Donc, les genoux du cœur fléchis, je supplie votre sainteté de considérer comme vôtre cette injustice qui est la mienne et d'ordonner de traiter et de terminer cette cause à l'intérieur de notre province, devant des juges choisis par votre paternité, dans un lieu proche où je puisse me présenter en personne, ou bien d'intimer aux moines de renoncer à cette calomnie injuste une fois que vous connaîtrez le déroulement des faits. C'est pourquoi j'ai envoyé à votre paternité la lettre que j'ai écrite à votre légat et aux évêques que ce même légat avait convoqués pour cette affaire, afin que vous connaissiez clairement par elle la vérité que j'avais été prêt à prouver en lieu opportun et qu'ainsi vous puissiez prendre de meilleures mesures pour repousser l'injustice et défendre la justice. Car tout ce qui est contenu là sur cette affaire, je suis prêt à le prouver canoniquement si un lieu opportun et un moment opportun sont ménagés à ma faiblesse. Que votre béatitude consulte donc sa renommée pour faire en sorte qu'il n'arrive plus auprès de vous aucun préjudice pour ma vieillesse et ma faiblesse ni aucun démembrement de l'Église qui m'a été confiée.

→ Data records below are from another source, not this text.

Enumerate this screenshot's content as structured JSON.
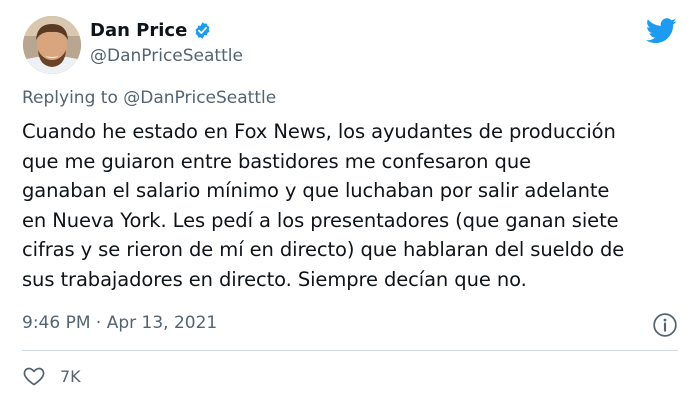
{
  "author": {
    "name": "Dan Price",
    "handle": "@DanPriceSeattle"
  },
  "reply_to": "Replying to @DanPriceSeattle",
  "body_lines": [
    "Cuando he estado en Fox News, los ayudantes de producción",
    "que me guiaron entre bastidores me confesaron que",
    "ganaban el salario mínimo y que luchaban por salir adelante",
    "en Nueva York. Les pedí a los presentadores (que ganan siete",
    "cifras y se rieron de mí en directo) que hablaran del sueldo de",
    "sus trabajadores en directo. Siempre decían que no."
  ],
  "meta": "9:46 PM · Apr 13, 2021",
  "likes": "7K",
  "colors": {
    "twitter_blue": "#1d9bf0",
    "secondary_text": "#536471"
  },
  "icons": [
    "verified-badge-icon",
    "twitter-bird-icon",
    "info-icon",
    "heart-icon"
  ]
}
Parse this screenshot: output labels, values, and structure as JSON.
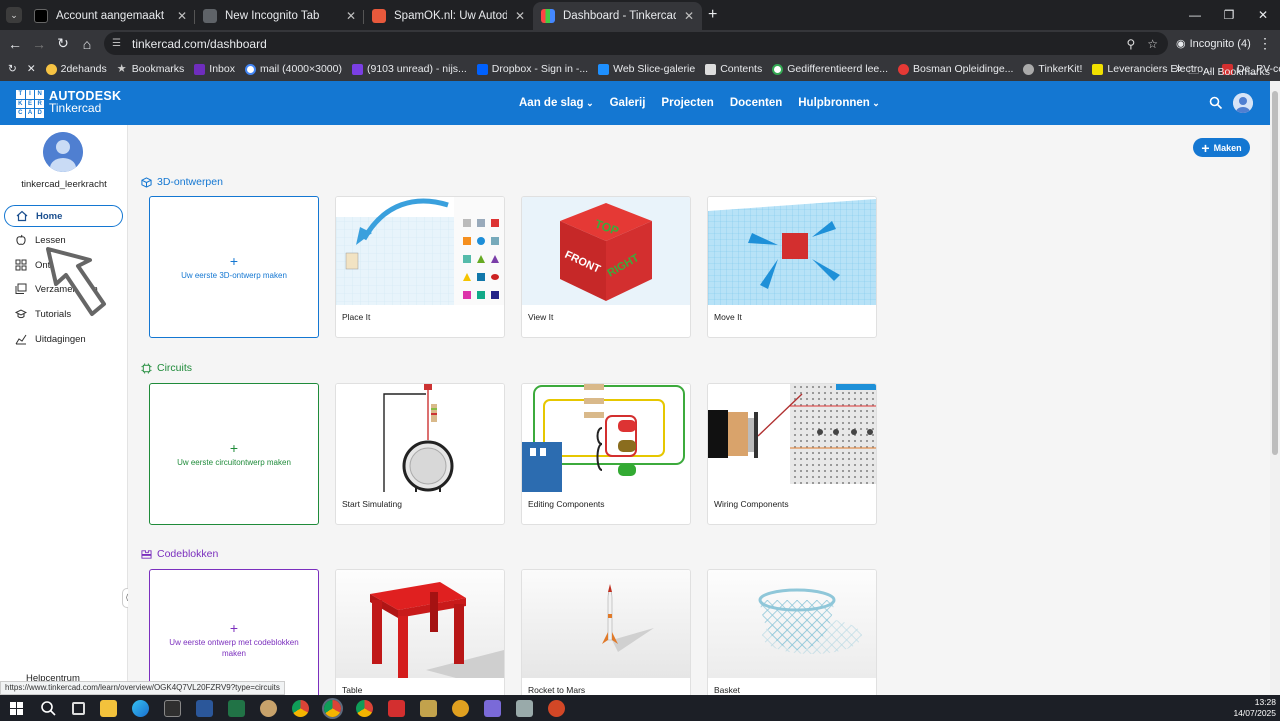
{
  "browser": {
    "tabs": [
      {
        "title": "Account aangemaakt",
        "favicon_color": "#000000",
        "active": false
      },
      {
        "title": "New Incognito Tab",
        "favicon_color": "#5f6368",
        "active": false
      },
      {
        "title": "SpamOK.nl: Uw Autodesk-acco",
        "favicon_color": "#e8593c",
        "active": false
      },
      {
        "title": "Dashboard - Tinkercad",
        "favicon_color": "#1477d2",
        "active": true
      }
    ],
    "url": "tinkercad.com/dashboard",
    "incognito_label": "Incognito (4)",
    "bookmarks": [
      {
        "label": "2dehands",
        "color": "#f6c343"
      },
      {
        "label": "Bookmarks",
        "color": "#bbbbbb"
      },
      {
        "label": "Inbox",
        "color": "#6f2dbd"
      },
      {
        "label": "mail (4000×3000)",
        "color": "#4285f4"
      },
      {
        "label": "(9103 unread) - nijs...",
        "color": "#7b3fe4"
      },
      {
        "label": "Dropbox - Sign in -...",
        "color": "#0061fe"
      },
      {
        "label": "Web Slice-galerie",
        "color": "#1e90ff"
      },
      {
        "label": "Contents",
        "color": "#dddddd"
      },
      {
        "label": "Gedifferentieerd lee...",
        "color": "#4285f4"
      },
      {
        "label": "Bosman Opleidinge...",
        "color": "#e53935"
      },
      {
        "label": "TinkerKit!",
        "color": "#aaaaaa"
      },
      {
        "label": "Leveranciers Electro...",
        "color": "#f0e000"
      },
      {
        "label": "De_PV-cel_I-V_curv...",
        "color": "#d32f2f"
      }
    ],
    "all_bookmarks": "All Bookmarks",
    "status_url": "https://www.tinkercad.com/learn/overview/OGK4Q7VL20FZRV9?type=circuits"
  },
  "header": {
    "brand_line1": "AUTODESK",
    "brand_line2": "Tinkercad",
    "logo_letters": [
      "TIN",
      "KER",
      "CAD"
    ],
    "nav": [
      "Aan de slag",
      "Galerij",
      "Projecten",
      "Docenten",
      "Hulpbronnen"
    ],
    "accent_color": "#1477d2"
  },
  "sidebar": {
    "username": "tinkercad_leerkracht",
    "items": [
      "Home",
      "Lessen",
      "Ontwerpen",
      "Verzamelingen",
      "Tutorials",
      "Uitdagingen"
    ],
    "help": "Helpcentrum"
  },
  "main": {
    "maken": "Maken",
    "sections": [
      {
        "title": "3D-ontwerpen",
        "color": "#1477d2",
        "new_label": "Uw eerste 3D-ontwerp maken",
        "cards": [
          "Place It",
          "View It",
          "Move It"
        ]
      },
      {
        "title": "Circuits",
        "color": "#1f8b3a",
        "new_label": "Uw eerste circuitontwerp maken",
        "cards": [
          "Start Simulating",
          "Editing Components",
          "Wiring Components"
        ]
      },
      {
        "title": "Codeblokken",
        "color": "#7b2fbe",
        "new_label": "Uw eerste ontwerp met codeblokken maken",
        "cards": [
          "Table",
          "Rocket to Mars",
          "Basket"
        ]
      }
    ],
    "cube_faces": {
      "top": "TOP",
      "front": "FRONT",
      "right": "RIGHT"
    }
  },
  "taskbar": {
    "time": "13:28",
    "date": "14/07/2025"
  }
}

En outre je vous supplie, par les entrailles de votre miséricorde paternelle, de ne pas acquiescer si un des clercs de Chartres voulait par quelque machination obtenir de vous que l'honneur ecclésiastique soit doublé pour lui, de peur que ce ne vous soit imputé à prévarication et que ne soit réintroduite une coutume pernicieuse qui avait été abolie. Avec ces mêmes prières je recommande à votre paternité l'Église de Saint-Jean-Baptiste et l'abbé de cette même Église, porteur de la présente, pour qu'il obtienne ce qu'il aura demandé pour les besoins du petit troupeau qui lui a été confié, grâce à quoi la piété du lieu qui lui a été confié puisse croître et prospérer. Adieu.